Cet arrêt de la Cour de cassation concerne un contentieux autour de la question du port de la barbe, perçue en l’espèce par l’employeur comme l’expression de convictions religieuses et politiques.
Les faits
Un consultant en sûreté dans une entreprise de prestations de services dans le domaine de la sécurité et de la défense auprès de gouvernements, d’organisations internationales et d’entreprises privées a été licencié pour faute grave. Il lui est reproché le port d’une barbe « taillée d’une manière volontairement signifiante aux doubles plans religieux et politiques », ce qui aurait mis en péril la sécurité d’une mission au Yémen ou dans d’autres zones à risques.
L’employeur lui a demandé de « revenir à un port de barbe exclusif de toute connotation susceptible de remettre en cause la sécurité de la mission », ce qui selon lui n’allait pas à l’encontre du respect de la liberté religieuse. Le refus du salarié de « revenir à une barbe d’apparence plus neutre » justifie son licenciement selon l’employeur, ce que conteste le salarié pour qui le licenciement était en fait fondé sur un motif discriminatoire et devait donc être déclaré nul.
Le droit
Les juges du fond ont donné raison au salarié jugeant le licenciement discriminatoire (CA Versailles 27-9-2018 n° 17/02375). L’employeur se pourvoit en cassation.

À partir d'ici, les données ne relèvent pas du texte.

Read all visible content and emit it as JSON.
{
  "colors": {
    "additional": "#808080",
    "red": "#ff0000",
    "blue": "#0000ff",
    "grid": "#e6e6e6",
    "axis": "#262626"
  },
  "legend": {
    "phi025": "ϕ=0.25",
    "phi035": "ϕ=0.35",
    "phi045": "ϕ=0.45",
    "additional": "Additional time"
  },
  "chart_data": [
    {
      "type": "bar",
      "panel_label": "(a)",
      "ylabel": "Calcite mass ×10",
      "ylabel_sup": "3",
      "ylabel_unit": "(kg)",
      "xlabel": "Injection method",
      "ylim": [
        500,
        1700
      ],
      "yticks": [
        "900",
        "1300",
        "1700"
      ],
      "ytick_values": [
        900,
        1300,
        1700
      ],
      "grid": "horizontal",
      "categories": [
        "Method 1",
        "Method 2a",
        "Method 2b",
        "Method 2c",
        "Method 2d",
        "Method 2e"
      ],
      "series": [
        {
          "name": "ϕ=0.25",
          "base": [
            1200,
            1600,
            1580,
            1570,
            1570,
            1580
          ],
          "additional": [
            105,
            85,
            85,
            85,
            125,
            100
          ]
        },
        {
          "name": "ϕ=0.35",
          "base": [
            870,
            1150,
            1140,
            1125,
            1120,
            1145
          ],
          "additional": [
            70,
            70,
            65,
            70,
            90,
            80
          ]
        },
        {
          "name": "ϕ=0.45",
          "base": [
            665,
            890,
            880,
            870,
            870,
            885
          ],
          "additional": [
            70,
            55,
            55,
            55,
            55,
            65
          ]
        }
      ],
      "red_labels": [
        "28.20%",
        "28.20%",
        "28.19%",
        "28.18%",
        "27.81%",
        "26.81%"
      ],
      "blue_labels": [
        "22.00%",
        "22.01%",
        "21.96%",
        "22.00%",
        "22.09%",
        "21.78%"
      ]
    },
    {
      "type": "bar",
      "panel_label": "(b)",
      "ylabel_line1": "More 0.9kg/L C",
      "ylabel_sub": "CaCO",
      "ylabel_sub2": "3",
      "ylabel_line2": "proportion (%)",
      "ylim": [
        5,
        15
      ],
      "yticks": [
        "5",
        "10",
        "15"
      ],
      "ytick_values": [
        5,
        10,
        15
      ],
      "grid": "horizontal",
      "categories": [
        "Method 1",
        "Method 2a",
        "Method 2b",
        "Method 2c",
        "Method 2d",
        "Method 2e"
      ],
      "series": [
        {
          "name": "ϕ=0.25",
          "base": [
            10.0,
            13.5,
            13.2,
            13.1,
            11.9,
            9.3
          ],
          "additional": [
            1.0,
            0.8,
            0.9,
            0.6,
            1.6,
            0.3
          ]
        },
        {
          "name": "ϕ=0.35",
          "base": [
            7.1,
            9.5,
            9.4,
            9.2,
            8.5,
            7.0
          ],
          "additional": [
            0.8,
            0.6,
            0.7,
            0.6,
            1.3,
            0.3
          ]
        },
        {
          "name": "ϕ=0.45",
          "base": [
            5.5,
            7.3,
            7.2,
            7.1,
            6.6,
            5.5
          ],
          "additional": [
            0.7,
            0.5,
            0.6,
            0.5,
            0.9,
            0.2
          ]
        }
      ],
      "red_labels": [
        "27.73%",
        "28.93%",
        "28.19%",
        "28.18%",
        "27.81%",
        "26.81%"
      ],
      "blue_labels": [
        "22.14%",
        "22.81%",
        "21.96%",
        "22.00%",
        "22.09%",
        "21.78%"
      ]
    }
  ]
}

La chambre sociale de la Cour de cassation rappelle d’abord le principe général en matière de respect de la liberté religieuse par l’employeur et les restrictions qu’il peut y apporter et étend ce principe au cas du port de la barbe.
Ainsi, les restrictions à la liberté religieuse doivent être justifiées par la nature de la tâche à accomplir, répondre à une exigence professionnelle essentielle et déterminante et être proportionnées au but recherché.
Selon l’article L 1321-3, 2° du Code du travail, une telle restriction peut être prévue par une clause du règlement intérieur sous réserve de respecter ces principes.
Un employeur peut donc prévoir dans le règlement intérieur de l’entreprise ou dans une note de service une clause de neutralité interdisant le port visible de tout signe politique, philosophique ou religieux sur le lieu de travail, dès lors que cette clause générale et indifférenciée n’est appliquée qu’aux salariés se trouvant en contact avec les clients.
En l’espèce, l’employeur ne produisait aucun règlement intérieur ni aucune note de service précisant la nature des restrictions qu’il entendait imposer au salarié. Dès lors, l’interdiction du port de la barbe constitue pour la Cour de cassation une discrimination directement fondée sur les convictions religieuses et politiques du salarié.
En l’absence d’une clause dans le règlement intérieur, une restriction à la liberté religieuse comme l’interdiction du port de signe religieux ne peut être justifiée que par une « exigence professionnelle essentielle et déterminante. » Selon la Cour de cassation, cette notion « renvoie à une exigence objectivement dictée par la nature ou les conditions d’exercice de l’activité professionnelle en cause. Elle ne saurait, en revanche, couvrir des considérations subjectives, telles que la volonté de l’employeur de tenir compte des souhaits particuliers du client ».
L’objectif légitime de sécurité du personnel et des clients de l’entreprise peut justifier en application de ces mêmes dispositions des restrictions aux droits des personnes et aux libertés individuelles et collectives et, par suite, permet à l’employeur d’imposer aux salariés une apparence neutre lorsque celle-ci est rendue nécessaire afin de prévenir un danger objectif, comme par exemple lorsque le port de la barbe empêche l’étanchéité du masque de sécurité.
Il est donc possible pour l’employeur d’imposer une restriction à la liberté religieuse au nom d’un impératif de sécurité, notamment en lien avec le port de la barbe, à la condition qu’il démontre en quoi cette restriction est nécessaire pour prévenir un danger objectif.
En l’espèce, l’employeur n’a pas démontré les risques de sécurité spécifiques liés au port de la barbe dans le cadre de l’exécution de la mission du salarié au Yémen pouvant justifier une atteinte proportionnée aux libertés du salarié.